I wrote recently about some notes I had from readers unhappy that we didn’t publish a story commemorating the 64th anniversary of the D-Day invasion. The responses to that post make a few things – and only a few things – clear.
The flurry of calls and emails has died down, so I’ll share a few reactions: a) The range of opinion – from ambivalent to impassioned – offered nothing in the way of consensus of opinion. b) Some people have serious trouble arguing their viewpoint without resorting to personal attacks. c) Leave my mother out of this, if you don’t mind. d) And I haven’t drawn any sweeping conclusions from the responses I received.
Some people told me there’s no reason a newspaper – “which has ‘news’ in its name, last I checked” – should write a story every year recapping history.
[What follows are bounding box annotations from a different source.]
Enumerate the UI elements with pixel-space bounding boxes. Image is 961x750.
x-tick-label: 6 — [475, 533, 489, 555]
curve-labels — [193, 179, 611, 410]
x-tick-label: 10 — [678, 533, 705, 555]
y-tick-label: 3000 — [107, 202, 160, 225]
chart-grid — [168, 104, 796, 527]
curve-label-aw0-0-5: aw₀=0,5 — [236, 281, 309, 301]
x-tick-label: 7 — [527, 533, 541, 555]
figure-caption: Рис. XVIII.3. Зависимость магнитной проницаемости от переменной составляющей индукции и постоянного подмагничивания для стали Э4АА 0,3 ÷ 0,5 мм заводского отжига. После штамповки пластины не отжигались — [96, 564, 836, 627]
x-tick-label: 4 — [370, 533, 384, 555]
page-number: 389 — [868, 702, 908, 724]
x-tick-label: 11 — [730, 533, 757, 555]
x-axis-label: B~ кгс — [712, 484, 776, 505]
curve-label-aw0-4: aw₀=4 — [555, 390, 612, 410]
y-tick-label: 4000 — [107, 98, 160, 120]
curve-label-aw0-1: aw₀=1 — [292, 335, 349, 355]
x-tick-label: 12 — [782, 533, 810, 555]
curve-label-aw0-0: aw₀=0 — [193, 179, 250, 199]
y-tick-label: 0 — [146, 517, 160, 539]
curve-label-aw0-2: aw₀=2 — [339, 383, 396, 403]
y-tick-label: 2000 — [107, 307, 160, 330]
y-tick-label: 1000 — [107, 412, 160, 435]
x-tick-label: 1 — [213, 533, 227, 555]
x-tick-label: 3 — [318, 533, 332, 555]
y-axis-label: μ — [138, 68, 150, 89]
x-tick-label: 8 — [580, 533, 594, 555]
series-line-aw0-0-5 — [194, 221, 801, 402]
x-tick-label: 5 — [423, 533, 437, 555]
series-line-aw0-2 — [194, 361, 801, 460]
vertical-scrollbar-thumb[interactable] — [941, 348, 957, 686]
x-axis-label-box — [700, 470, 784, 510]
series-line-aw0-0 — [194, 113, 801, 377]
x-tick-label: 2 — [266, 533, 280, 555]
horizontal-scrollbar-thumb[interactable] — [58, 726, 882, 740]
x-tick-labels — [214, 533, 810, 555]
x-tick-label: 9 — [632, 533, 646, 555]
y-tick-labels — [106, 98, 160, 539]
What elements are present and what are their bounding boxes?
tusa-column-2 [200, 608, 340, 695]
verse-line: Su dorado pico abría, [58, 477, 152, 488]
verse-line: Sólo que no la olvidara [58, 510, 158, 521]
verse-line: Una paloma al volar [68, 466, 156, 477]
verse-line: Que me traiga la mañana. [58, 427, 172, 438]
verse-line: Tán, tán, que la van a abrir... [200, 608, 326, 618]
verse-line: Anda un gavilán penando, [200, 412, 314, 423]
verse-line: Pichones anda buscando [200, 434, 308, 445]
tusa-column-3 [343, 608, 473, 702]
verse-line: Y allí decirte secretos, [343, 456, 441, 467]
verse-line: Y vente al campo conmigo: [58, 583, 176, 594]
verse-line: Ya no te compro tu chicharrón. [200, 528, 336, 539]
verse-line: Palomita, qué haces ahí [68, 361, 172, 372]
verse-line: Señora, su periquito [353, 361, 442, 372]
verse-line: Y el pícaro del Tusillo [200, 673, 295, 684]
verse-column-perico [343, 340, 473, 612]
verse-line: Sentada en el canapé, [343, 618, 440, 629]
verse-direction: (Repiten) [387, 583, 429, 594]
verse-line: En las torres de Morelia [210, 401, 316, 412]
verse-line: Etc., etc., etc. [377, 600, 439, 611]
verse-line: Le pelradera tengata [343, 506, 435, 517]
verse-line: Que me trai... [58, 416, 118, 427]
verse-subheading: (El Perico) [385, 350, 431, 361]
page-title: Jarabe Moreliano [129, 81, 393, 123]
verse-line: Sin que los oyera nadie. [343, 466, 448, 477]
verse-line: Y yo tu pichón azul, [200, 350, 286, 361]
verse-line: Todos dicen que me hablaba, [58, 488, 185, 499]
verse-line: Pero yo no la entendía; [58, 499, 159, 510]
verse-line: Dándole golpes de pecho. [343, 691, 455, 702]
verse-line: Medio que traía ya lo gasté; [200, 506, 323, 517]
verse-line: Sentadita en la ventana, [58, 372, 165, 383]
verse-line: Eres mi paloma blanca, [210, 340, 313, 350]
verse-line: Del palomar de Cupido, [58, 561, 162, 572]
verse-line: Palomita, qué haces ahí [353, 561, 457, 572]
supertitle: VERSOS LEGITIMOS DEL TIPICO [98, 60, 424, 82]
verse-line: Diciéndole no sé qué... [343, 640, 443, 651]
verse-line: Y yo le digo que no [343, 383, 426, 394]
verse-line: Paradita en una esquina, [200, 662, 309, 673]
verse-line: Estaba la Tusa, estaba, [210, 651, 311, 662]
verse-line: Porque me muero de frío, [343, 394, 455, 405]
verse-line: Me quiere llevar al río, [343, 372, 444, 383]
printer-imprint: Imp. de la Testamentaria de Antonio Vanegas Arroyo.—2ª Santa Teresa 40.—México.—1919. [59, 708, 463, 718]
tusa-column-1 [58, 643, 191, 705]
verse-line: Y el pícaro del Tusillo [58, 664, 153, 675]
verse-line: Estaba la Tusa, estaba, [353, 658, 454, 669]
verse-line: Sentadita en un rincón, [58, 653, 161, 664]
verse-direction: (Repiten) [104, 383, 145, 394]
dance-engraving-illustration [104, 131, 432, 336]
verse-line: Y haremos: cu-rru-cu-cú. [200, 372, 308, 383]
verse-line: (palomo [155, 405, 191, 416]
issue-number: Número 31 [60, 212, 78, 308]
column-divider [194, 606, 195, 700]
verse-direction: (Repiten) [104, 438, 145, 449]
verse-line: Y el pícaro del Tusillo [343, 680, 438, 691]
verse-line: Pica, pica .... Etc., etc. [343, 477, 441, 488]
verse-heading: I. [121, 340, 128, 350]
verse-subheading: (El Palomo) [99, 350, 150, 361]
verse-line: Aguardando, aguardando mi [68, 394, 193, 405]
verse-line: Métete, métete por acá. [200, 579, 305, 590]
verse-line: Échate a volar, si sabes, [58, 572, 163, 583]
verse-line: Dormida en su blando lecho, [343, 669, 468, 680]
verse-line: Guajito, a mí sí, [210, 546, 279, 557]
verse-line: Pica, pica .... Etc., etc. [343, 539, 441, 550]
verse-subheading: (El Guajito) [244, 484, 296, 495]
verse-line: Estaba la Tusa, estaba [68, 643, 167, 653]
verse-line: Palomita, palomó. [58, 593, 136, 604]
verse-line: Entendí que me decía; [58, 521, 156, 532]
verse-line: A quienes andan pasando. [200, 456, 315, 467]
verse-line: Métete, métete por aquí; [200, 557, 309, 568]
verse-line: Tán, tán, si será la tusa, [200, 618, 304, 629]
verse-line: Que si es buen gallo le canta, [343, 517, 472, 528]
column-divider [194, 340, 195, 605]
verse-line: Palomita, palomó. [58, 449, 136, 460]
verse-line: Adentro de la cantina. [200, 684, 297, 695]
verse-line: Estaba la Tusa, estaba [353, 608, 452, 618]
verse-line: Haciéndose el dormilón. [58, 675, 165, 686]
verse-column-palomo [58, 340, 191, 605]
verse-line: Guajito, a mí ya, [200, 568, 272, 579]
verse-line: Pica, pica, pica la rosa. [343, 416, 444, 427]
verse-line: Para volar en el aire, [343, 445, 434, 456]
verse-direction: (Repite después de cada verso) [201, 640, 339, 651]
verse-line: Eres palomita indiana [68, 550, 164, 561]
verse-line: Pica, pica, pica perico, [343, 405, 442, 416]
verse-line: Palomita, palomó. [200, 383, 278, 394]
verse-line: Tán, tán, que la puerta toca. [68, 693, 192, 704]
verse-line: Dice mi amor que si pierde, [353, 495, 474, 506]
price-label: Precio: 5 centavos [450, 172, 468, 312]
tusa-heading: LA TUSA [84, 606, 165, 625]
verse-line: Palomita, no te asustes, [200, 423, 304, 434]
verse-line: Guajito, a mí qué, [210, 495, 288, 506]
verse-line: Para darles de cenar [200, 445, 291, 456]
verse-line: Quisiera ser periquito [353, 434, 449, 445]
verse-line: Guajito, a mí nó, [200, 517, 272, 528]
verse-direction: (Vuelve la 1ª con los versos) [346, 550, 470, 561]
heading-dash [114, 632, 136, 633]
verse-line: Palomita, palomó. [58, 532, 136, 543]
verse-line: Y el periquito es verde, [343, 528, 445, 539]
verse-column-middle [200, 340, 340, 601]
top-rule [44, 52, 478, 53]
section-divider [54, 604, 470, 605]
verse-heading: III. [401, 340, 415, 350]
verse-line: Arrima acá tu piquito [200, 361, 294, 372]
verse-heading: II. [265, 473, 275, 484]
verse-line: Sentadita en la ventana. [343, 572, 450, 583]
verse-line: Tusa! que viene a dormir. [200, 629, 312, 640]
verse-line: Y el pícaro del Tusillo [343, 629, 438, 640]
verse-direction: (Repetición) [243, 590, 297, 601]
They saw that as a matter of personal responsibility, or the territory of a history journal. Others were irate that I would even question whether there should be a story, and believed people who lost sight of history were disconnected from patriotism and the freedoms they enjoy every day.
As a side note, I have to wonder what happened to the concept of civility in discussing ideas. It doesn’t bode well for the coming election season, or for any civic conversation, for that matter.
It’s disheartening that so many people can’t advocate their ideas without hostility and anger. One reader (amid other name-calling) noted that people obviously don’t care what I think because there are few comments posted on the blog. Throughout that day, several readers emailed comments to me directly, saying they’d rather not post on the blog because people are so hostile and “downright mean” that they didn’t care to post publicly. I know some people believe the anonymity of the Internet is to blame, but I see comments just as bad from people who sign their names. The community loses when the bullies control the discussion.